Dakarmidi – Les mutineries en cours en Côte d’Ivoire ouvrent la boite aux pandores sur les plaies béantes de l’armée ivoirienne. Des divergences profondes qu’un coup d’œil dans le rétroviseur permet de comprendre aisément.
C’est un truisme de parler d’armée mexicaine sous l’ère Ouattara tant l’armée ivoirienne est un ensemble hétéroclite au traitement à géométrie variable. Ce caractère hybride trouve ses racines dans le récent passé du pays. Les Forces armées nationales de Côte d’Ivoire (Fanci) sous l’ère Houphouet, avaient la réputation d’une armée apolitique représentative de toutes les ethnies.
La disparition du père de la nation en 1993 va sonner la fin de cette image avec en point d’orgue le limogeage de certains officiers par le successeur Henri Konan Bédié au profit des siens. Les autres étant jugés proches du défunt père fondateur ou d’Alassane Ouattara, alors Premier ministre.
Des clivages sociopolitiques découle un coup d’Etat le 24 décembre 1999. Si ce coup du général Robert Guei est salué par certains, il n’empêche qu’il a fissuré l’armée. La fierté des hommes forts de la junte militaire contraste avec l’aigreur des proches du président déchu. En marge de ce combat à fleurets mouchetés, un autre groupe proche d’Alassane Ouattara rumine sa colère en silence.
Après plusieurs tentatives de coups d’Etat, les masques tombent.
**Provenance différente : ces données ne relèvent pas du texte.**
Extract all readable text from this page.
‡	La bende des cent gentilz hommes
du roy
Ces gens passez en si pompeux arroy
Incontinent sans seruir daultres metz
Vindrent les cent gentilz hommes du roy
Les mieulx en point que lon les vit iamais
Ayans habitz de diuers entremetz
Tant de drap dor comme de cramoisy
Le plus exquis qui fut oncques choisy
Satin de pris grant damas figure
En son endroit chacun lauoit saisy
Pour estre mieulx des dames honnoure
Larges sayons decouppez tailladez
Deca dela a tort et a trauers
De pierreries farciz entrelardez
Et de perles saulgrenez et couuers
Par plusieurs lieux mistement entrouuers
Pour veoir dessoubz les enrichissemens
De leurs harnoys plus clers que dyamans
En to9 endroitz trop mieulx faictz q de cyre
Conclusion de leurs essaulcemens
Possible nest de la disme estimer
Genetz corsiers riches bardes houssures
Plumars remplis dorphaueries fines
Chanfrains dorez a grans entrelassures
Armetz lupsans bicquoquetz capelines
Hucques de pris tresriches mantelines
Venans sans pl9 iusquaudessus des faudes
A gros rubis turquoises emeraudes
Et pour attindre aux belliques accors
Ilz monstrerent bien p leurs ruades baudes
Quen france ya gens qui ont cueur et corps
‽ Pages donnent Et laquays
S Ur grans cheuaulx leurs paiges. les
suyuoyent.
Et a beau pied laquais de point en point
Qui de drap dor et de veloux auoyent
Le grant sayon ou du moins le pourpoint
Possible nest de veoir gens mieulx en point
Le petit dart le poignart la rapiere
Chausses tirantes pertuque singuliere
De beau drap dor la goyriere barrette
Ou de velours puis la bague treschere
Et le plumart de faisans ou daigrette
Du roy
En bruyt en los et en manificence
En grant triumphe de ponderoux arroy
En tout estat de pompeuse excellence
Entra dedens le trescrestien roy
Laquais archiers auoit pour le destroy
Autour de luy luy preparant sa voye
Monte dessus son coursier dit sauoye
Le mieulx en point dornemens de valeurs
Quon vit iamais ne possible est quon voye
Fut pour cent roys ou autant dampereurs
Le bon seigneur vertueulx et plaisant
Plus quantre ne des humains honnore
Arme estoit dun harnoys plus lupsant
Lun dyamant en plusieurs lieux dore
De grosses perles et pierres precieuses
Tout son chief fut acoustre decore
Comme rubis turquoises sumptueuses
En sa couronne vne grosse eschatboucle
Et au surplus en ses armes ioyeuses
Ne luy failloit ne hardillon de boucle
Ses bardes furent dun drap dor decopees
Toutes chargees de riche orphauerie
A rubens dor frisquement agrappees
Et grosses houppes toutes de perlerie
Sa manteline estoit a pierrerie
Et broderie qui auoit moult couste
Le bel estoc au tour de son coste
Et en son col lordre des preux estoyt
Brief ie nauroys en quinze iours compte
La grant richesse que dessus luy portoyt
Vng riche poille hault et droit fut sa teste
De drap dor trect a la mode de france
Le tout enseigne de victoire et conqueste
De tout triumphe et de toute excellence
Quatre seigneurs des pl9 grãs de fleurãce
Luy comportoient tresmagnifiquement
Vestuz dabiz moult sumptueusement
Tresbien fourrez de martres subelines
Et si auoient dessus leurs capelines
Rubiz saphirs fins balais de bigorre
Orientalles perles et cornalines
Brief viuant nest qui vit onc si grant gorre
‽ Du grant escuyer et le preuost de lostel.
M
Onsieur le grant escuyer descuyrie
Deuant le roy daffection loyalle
Les troubles consécutifs à l’élection de l’opposant Laurent Gbagbo en 2000 divisent à nouveau l’armée. La rébellion née le 19 septembre 2002 finit par faire éclater les antagonismes.
Le cap de caisse de résonance passé, l’armée est désormais au premier rang. Des branches armées et milices naissent à côté des partis politiques. Après 10 années de crise militaro-politique, leur corollaire d’atrocités et la victoire du camp Ouattara sur le camp Gbagbo, il n’existe que deux camps protagonistes.
Le changement de vocable Forces armées des forces nouvelles (Fafn, ex-rebellion) et Forces de défense et de sécurité (Fds) ne changera rien. Il existe deux armées. Les ex-rebelles sont devenus les forces loyalistes et les ex-loyalistes font face à cette réalité.
Armée multicéphale au traitement à géométrie variable
Le recours au commandant en second de la Garde républicaine, Issiaka Ouattara alias Wattao, en lieu et place des supérieurs hiérarchiques de l’armée pour les négociations avec les mutins témoigne de l’influence de ce dernier au sein de cette grande ‘‘muette’’ si elle l’est toujours, constituée des hommes de Ouattara, ceux de Soro, ceux d’Ibrahim Coulibaly (IB) et ceux de Gbagbo.
La Côte d’Ivoire vit certes les conséquences de la guerre et de la crise postélectorale selon les propos du ministre de l’intérieur et de la sécurité, Hamed Bakoyoko. Mais c’est également reconnaitre que le chantier de la reconstruction de l’armée, voire de la réconciliation nationale reste entier.